The NIH study did find that patients with osteonecrosis were more likely to have taken corticosteroids, testosterone, and lipid-lowering drugs. They also were more likely to have engaged in weight-training and body-building activities.
While it is logical to assume that the recent rise in AVN cases among HIV-infected patients is due to antiretroviral drugs, this also could be a result of the fact that HIV-infected people are living longer than they did before the drug therapies, so HIV now has time to make them susceptible to AVN, Kovacs says. However, it would take a large population of HIV patients who are not on antiretroviral therapies and who are living for a long period of time to test that possibility, he adds.
"My gut feeling is that maybe some other factor and not just HIV itself [that] is related to this disease," Kovacs says.
The NIH will continue to study AVN among HIV patients and follow the patients who showed signs of it on the MRI scans to see how many of them need hip replacement surgery.
AVN is not common in the general population. Most of the people who have it had some other risk factors, such as chronic alcoholism or a disease such as lupus that requires them to take prednisone, Paiement says. "Chronic use of prednisone has a lot of musculoskeletal complications, and the most common is osteoporosis," he adds. "But a small number develop AVN."
When Paiement first mentioned his observations of increasing numbers of AVN cases among HIV patients to other orthopedic physicians and HIV doctors, he was met with skepticism, he recalls. "So I decided to pull out these charts, and I realized that all the cases of HIV patients with AVN were people on protease inhibitors. Before 1996, I had seen one or two cases a year among HIV patients, but starting in late 1996, it was like an epidemic."

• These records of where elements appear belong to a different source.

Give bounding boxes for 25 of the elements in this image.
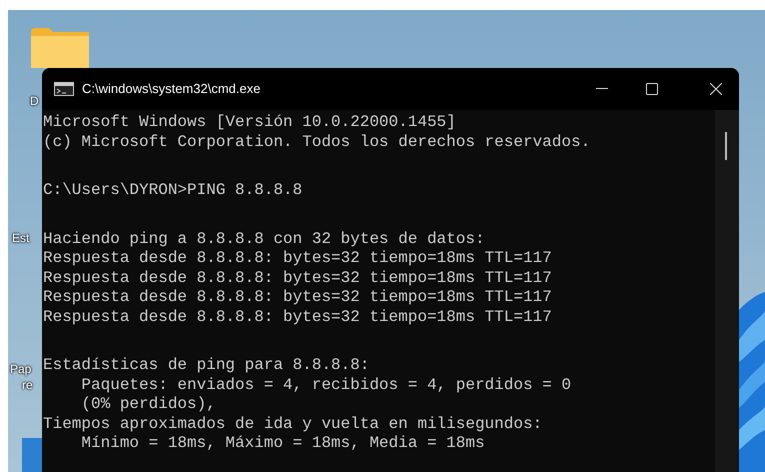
terminal-icon — [54, 82, 74, 96]
desktop-icon-label[interactable]: Est — [12, 231, 30, 245]
console-line: Paquetes: enviados = 4, recibidos = 4, perdidos = 0 — [80, 376, 572, 395]
console-line: Respuesta desde 8.8.8.8: bytes=32 tiempo=18ms TTL=117 — [43, 288, 553, 308]
console-line: Respuesta desde 8.8.8.8: bytes=32 tiempo=18ms TTL=117 — [43, 268, 553, 288]
folder-icon[interactable] — [31, 28, 89, 68]
desktop-icon-label[interactable]: re — [22, 378, 33, 392]
desktop-icon-label[interactable]: Pap — [10, 362, 32, 376]
console-line: Mínimo = 18ms, Máximo = 18ms, Media = 18ms — [80, 434, 486, 454]
close-icon — [710, 83, 722, 95]
scrollbar-thumb[interactable] — [725, 132, 727, 160]
console-line: Haciendo ping a 8.8.8.8 con 32 bytes de datos: — [43, 230, 486, 249]
console-line: Respuesta desde 8.8.8.8: bytes=32 tiempo=18ms TTL=117 — [43, 249, 553, 268]
console-line: Respuesta desde 8.8.8.8: bytes=32 tiempo=18ms TTL=117 — [43, 308, 553, 327]
console-line: Tiempos aproximados de ida y vuelta en milisegundos: — [43, 414, 544, 434]
console-line: Microsoft Windows [Versión 10.0.22000.1455] — [43, 113, 457, 132]
scrollbar[interactable] — [715, 110, 739, 472]
console-line: (c) Microsoft Corporation. Todos los derechos reservados. — [43, 132, 592, 152]
minimize-icon — [596, 88, 608, 90]
maximize-icon — [646, 83, 658, 95]
console-line: (0% perdidos), — [80, 395, 217, 414]
window-title: C:\windows\system32\cmd.exe — [82, 80, 260, 98]
console-line: Estadísticas de ping para 8.8.8.8: — [43, 356, 370, 376]
desktop-icon-label[interactable]: D — [30, 94, 39, 108]
console-line: C:\Users\DYRON>PING 8.8.8.8 — [43, 181, 304, 200]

Paiement reviewed 30 cases of AVN among HIV patients. The hospital’s number of HIV cases had remained fairly steady at about 3,500 active HIV patients. The only difference in recent years has been that the demographics of the HIV patients have shifted more toward women, injection drug users, and minorities, he says.
When this sudden increase in AVN cases occurred, it seemed that something else was contributing to it. "For 18 of the patients, the only risk factor was chronic use of protease inhibitors," he says.
He since has reviewed a post-exposure prophylaxis study in which 600 people were given short-term doses of protease inhibitors, and none of those people developed AVN, he notes. "I strongly believe protease inhibitors will cause AVN only if used chronically, and just a short course of four to six weeks isn’t long enough."
While screening all HIV patients for AVN through use of an MRI scan is not cost-effective, both Kovacs and Paiement recommend clinicians watch for signs that a patient has developed osteonecrosis of the hip. "If someone is complaining of a pulled groin muscle that’s not getting better, think of AVN as a possible explanation for that," Kovacs says.
Paiement recommends clinicians order an X-ray for patients who complain of groin or hip pain or refer them to an orthopedic surgeon. "If you strongly suspect AVN, then get an MRI," he adds. "Let’s say the patient presents with groin pain that hasn’t improved over six to eight weeks, then refer the patient to an orthopedic surgeon."
It’s important to find AVN early in the disease process because if it’s identified after the femoral head collapses, it will result in arthritis and require a more costly procedure, such as hip replacement surgery, to correct it.
"If you pick up AVN before the femoral head collapses, you can do a small procedure to relive the pressure, and it could be self-limited, with the bone repairing itself," Paiement explains.